Disability ratings are important factors in a worker’s comp claim. They help the organization determine the benefit amount an employee qualifies for. They are based on a medical evaluator’s medical condition report.
This article will discuss disability ratings and how they are calculated so you have a better understanding of the process.
What are Disability Ratings?
Disability ratings represent the “average detriment to earning capacity”. It measures how the disability affects the worker’s ability to make money.
Some workers are completely unable to return to work. Some may be able to continue working but must take a lower-paying position that is not as physically taxing.
Disability ratings are determined after a doctor diagnoses you with a permanent disability. At this point, your condition will be considered a maximum medical impairment (MMI). However, that does not mean your condition cannot worsen or improve.
Patients are often reassessed every few years to determine if their injury has improved or worsened. Changes can affect your payment amount.
Disability ratings are assigned on a scale of 0% to 100% at 10% increments.
How are Disability Ratings Calculated?
Disability ratings are based on the medical evaluator’s condition report. They account for your injury date, your age, your occupation, how much of the disability is caused by your job, and your reduced future earning potential.
The rating is determined after an examination by your treating doctor. They will write a Pamp;S report that rates your impairment, and the extent to which you have lost normal use of the injured parts of your body. Disability ratings are based on American Medical Association guidelines.
How Does Disability Rating Determine Payouts?
Your payments are determined by three factors: your disability rating, your wages at the time of the injury, and the date of the injury.
Your disability payments will equal two-thirds of your weekly wage at the time of your injury. Minimum and maximum rates may apply and will vary depending on your location.
However, some factors affect the amount you collect.
If your employer has over 50 employees and offers you at least 12 months of regular, modified, or alternative work, your benefits will decrease by 15%. If your employer is unable to offer you alternative work, your benefits will increase by 15%.
The work will be considered ‘regular’ if it offers the same wages and benefits as your old job and is within a reasonable commuting distance of where you lived at the time of the injury.
The work will be considered modified or alternative if it pays at least 85% of the wages of your old job and is within a reasonable commuting distance of where you lived at the time of your injury.
Permanently disability benefits are not subject to federal or state income tax.
When Do I Begin Receiving Permanent Disability Payments?
You will be eligible for disability payments as soon as your doctor finds evidence of a permanent disability. If you have been receiving temporary disability checks, workers comp will send your first disability payment 14 days after your last temporary disability payment was sent. If you were not receiving temporary disability, your first check will be sent 14 days after a doctor determines your injury is permanent.
After the initial payment, PD checks are sent out every 14 days.
When Do PD Payments End?
PD payments end when your total disability award is paid off or when your case has been settled.
What If I Don’t Agree with My Disability Rating?
If you don’t agree with your disability rating, you may contact your claims administrator to discuss your concerns. If the claims administrator does not agree with you, you can request a worker’s compensation judge to review your claim.
You may also request that the State Disability Rater rates your disability. You can use this rating to adjust your benefits. If you disagree with the State Disability Rater, you can file an appeal.
What does “Permanent and Stationary” Mean?
Permanent and Stationary is a term used to describe medical conditions that have stabilized. It is assigned to workers who have reached maximum medical improvement (MMI) after receiving temporary disability payments.
The doctor will write the patient a Permanent and Stationary (P&S) report that describes your medical condition, work restrictions, and future care recommendations. The report is sent to the claim’s administrator for future benefits considerations.
What If I Disagree with the P&S Report?
If you don’t agree with the P& S report, you may change to another doctor within your employer’s medical network. If you don’t agree with the new doctor, you may seek other medical opinions. However, you may not be covered for additional care. The procedure varies from state to state.
You may also get in touch with the insurance company within 30 days and let them know you disagree with the report and why.

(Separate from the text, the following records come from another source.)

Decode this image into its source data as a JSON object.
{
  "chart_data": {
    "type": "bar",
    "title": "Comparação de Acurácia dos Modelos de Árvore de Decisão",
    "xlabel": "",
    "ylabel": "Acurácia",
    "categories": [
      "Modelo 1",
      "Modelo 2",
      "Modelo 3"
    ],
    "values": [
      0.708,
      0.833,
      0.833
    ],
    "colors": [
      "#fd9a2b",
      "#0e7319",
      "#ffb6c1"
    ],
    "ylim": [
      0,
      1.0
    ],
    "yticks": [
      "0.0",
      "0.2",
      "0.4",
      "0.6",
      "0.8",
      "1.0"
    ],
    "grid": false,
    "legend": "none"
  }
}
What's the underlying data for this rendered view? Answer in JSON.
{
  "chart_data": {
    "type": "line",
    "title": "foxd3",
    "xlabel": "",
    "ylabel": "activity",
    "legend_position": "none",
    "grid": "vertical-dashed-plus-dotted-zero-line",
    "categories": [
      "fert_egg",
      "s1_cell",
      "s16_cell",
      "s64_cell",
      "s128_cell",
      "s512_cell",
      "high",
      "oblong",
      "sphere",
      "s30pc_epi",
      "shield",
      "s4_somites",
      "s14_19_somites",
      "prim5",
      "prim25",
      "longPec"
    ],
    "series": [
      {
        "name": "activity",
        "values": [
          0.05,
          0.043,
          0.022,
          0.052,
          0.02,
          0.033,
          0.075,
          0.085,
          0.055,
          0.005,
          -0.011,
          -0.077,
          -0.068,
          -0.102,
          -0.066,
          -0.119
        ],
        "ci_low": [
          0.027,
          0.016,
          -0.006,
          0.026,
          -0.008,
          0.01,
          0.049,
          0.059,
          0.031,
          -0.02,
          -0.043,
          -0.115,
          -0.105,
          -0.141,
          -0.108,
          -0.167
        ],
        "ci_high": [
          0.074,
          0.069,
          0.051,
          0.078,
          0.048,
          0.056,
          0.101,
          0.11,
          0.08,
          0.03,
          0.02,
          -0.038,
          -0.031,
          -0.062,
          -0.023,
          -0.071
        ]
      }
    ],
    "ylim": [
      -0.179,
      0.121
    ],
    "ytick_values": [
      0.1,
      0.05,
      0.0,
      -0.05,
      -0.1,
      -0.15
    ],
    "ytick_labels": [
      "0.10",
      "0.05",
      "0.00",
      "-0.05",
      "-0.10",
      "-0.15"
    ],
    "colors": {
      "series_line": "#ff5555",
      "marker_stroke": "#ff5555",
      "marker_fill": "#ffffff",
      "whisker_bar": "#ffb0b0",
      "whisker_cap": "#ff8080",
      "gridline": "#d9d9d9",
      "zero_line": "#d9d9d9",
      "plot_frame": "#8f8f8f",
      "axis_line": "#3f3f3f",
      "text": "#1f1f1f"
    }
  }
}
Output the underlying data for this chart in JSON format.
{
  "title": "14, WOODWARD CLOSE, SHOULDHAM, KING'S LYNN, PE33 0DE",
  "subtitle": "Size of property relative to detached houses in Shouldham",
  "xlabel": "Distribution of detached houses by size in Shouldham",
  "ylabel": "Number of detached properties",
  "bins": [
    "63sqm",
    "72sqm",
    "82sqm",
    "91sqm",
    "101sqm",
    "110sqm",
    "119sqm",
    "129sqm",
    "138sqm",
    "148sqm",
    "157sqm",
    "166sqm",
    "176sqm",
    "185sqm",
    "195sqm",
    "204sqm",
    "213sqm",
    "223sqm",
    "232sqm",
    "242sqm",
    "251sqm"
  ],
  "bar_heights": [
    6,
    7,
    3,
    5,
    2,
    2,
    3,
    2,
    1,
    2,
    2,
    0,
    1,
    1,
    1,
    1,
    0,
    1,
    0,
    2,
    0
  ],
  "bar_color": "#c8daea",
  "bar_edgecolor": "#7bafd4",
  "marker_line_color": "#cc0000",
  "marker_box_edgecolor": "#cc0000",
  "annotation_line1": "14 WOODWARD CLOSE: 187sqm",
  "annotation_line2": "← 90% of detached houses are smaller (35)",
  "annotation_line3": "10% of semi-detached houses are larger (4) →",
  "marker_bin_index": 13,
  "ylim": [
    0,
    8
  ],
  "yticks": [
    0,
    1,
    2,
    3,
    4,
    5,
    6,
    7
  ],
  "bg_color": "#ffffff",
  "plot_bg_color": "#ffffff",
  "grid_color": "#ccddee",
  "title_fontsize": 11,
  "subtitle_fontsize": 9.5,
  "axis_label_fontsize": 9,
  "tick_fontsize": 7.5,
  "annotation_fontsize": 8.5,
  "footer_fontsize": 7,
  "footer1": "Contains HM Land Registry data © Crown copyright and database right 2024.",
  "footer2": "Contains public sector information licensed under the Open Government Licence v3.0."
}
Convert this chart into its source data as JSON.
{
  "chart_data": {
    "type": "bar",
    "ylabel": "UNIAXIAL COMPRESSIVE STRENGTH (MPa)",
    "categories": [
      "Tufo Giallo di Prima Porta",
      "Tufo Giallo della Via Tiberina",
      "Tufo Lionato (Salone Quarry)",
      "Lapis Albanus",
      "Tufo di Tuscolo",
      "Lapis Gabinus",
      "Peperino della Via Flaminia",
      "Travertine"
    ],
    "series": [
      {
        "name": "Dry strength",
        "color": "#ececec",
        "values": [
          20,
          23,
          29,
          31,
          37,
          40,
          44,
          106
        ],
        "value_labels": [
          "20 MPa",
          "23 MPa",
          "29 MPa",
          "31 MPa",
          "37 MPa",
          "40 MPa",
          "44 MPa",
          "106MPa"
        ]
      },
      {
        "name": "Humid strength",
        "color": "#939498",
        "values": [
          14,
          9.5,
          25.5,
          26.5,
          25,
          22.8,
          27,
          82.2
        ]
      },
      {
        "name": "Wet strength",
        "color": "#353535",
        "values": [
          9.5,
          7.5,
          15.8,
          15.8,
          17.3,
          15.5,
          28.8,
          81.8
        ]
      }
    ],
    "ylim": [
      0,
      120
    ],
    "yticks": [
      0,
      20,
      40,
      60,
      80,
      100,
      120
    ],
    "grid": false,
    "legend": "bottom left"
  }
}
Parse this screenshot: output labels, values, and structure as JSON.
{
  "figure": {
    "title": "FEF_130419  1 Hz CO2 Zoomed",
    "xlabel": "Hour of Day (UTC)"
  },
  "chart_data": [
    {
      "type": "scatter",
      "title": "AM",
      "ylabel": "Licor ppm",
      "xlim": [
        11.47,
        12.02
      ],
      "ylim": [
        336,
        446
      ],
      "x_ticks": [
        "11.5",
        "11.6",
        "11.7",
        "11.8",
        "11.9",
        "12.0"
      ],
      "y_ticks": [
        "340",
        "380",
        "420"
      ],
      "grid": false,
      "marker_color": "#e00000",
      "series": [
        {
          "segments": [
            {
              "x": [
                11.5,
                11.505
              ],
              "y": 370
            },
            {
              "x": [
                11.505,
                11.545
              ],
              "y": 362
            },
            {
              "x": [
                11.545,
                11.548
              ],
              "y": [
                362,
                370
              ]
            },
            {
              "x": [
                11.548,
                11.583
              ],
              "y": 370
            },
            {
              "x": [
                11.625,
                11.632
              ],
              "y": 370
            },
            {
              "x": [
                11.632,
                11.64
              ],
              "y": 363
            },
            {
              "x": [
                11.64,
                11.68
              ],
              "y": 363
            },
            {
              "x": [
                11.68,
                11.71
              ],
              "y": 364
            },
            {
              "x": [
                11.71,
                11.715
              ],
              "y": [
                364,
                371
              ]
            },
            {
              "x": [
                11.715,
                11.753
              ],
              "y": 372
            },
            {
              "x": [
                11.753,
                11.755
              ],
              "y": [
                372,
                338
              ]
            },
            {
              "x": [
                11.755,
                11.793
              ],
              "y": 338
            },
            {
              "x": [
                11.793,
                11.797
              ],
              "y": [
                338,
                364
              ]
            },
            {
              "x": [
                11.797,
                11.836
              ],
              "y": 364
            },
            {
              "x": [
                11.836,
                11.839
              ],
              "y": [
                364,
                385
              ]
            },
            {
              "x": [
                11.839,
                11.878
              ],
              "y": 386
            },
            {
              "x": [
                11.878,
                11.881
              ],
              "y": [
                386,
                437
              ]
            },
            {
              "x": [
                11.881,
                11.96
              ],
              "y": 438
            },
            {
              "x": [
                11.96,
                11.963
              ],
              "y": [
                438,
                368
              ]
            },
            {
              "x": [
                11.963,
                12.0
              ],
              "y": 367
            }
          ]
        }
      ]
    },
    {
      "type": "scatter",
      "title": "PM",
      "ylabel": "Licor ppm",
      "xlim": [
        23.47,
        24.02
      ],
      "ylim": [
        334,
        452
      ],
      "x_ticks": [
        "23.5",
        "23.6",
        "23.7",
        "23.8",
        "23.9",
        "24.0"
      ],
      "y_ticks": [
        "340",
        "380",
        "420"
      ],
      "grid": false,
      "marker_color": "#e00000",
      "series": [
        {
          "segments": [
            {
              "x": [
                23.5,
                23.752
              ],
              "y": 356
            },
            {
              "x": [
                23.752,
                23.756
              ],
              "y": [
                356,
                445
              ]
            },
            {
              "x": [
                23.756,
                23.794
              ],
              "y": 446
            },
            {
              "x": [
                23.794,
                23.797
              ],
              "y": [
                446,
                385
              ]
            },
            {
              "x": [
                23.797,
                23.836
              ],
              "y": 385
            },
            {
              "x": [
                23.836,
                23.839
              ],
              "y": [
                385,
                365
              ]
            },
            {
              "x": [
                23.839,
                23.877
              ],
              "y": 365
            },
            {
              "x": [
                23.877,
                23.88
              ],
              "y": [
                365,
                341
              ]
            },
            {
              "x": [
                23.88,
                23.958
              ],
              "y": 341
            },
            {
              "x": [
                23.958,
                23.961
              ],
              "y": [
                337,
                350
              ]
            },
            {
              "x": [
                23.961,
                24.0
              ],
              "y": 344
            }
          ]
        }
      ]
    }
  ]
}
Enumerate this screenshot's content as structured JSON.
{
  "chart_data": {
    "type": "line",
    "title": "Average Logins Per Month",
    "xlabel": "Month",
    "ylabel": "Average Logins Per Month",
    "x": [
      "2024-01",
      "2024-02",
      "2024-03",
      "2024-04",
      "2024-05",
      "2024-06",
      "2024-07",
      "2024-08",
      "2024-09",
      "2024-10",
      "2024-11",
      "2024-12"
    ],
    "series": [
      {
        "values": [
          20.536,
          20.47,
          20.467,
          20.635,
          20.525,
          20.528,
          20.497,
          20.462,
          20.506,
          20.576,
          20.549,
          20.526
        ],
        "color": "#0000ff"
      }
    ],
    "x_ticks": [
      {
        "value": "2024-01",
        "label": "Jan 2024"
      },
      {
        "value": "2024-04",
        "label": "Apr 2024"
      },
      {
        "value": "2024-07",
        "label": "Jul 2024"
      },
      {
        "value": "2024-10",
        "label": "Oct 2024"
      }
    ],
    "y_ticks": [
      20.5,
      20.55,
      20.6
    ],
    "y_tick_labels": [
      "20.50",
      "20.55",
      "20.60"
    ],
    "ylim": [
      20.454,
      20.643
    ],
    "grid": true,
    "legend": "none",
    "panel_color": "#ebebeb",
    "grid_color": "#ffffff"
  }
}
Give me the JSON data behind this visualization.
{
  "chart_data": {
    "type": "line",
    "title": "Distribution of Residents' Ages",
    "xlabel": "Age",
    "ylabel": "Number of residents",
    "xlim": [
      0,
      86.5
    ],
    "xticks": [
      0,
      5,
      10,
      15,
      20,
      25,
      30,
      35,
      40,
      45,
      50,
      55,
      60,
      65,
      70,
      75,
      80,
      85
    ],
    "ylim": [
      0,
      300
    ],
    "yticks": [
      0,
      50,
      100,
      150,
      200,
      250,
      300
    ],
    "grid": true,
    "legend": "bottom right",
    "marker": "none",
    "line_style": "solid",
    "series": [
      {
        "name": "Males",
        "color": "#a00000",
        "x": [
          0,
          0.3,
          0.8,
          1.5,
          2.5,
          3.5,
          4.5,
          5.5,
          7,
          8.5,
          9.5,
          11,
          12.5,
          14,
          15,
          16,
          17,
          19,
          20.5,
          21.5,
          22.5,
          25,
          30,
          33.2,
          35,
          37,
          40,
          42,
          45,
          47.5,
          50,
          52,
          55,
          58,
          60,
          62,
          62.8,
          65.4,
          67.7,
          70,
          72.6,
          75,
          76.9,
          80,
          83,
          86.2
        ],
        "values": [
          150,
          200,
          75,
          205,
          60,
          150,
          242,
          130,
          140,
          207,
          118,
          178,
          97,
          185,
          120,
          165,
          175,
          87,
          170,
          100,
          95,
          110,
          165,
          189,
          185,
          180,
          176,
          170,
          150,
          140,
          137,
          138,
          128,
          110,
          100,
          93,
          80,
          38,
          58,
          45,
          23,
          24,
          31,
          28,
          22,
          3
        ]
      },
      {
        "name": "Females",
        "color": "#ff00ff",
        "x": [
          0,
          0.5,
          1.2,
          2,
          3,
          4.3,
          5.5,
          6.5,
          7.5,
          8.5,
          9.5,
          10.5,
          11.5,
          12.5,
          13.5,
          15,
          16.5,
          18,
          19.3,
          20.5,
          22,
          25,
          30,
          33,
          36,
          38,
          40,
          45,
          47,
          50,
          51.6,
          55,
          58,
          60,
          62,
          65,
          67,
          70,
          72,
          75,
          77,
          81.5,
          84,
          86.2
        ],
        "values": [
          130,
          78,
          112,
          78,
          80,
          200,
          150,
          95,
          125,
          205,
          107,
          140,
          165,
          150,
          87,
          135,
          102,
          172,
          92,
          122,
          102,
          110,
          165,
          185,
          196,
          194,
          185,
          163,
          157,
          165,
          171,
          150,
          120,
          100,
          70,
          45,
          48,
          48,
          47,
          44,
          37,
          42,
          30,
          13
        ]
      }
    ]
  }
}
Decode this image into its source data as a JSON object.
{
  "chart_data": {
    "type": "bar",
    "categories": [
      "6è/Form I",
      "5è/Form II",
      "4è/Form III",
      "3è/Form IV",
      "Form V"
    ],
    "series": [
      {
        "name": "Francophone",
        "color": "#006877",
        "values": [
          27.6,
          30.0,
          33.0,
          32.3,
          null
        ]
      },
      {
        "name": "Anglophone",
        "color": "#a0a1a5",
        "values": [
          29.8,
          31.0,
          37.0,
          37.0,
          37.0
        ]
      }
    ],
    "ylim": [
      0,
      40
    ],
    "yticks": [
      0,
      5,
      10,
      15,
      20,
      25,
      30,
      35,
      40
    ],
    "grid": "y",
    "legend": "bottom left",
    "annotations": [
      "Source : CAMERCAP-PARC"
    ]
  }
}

They may reconsider the rating.
What is the Insurance Company Disagrees with the P&S Report?
The insurance company may also disagree with the P& S report. In these cases, the company may request a medical–legal evaluation conducted by a Qualified Medical Examiner or Agreed Medical Examiner.
The evaluation may override your treating doctor’s report and may affect your benefits.
Disability ratings weigh heavily on the benefits you receive. Now that you know how they are calculated, you can determine if you are receiving a fair payment amount. Good luck getting the benefits you deserve.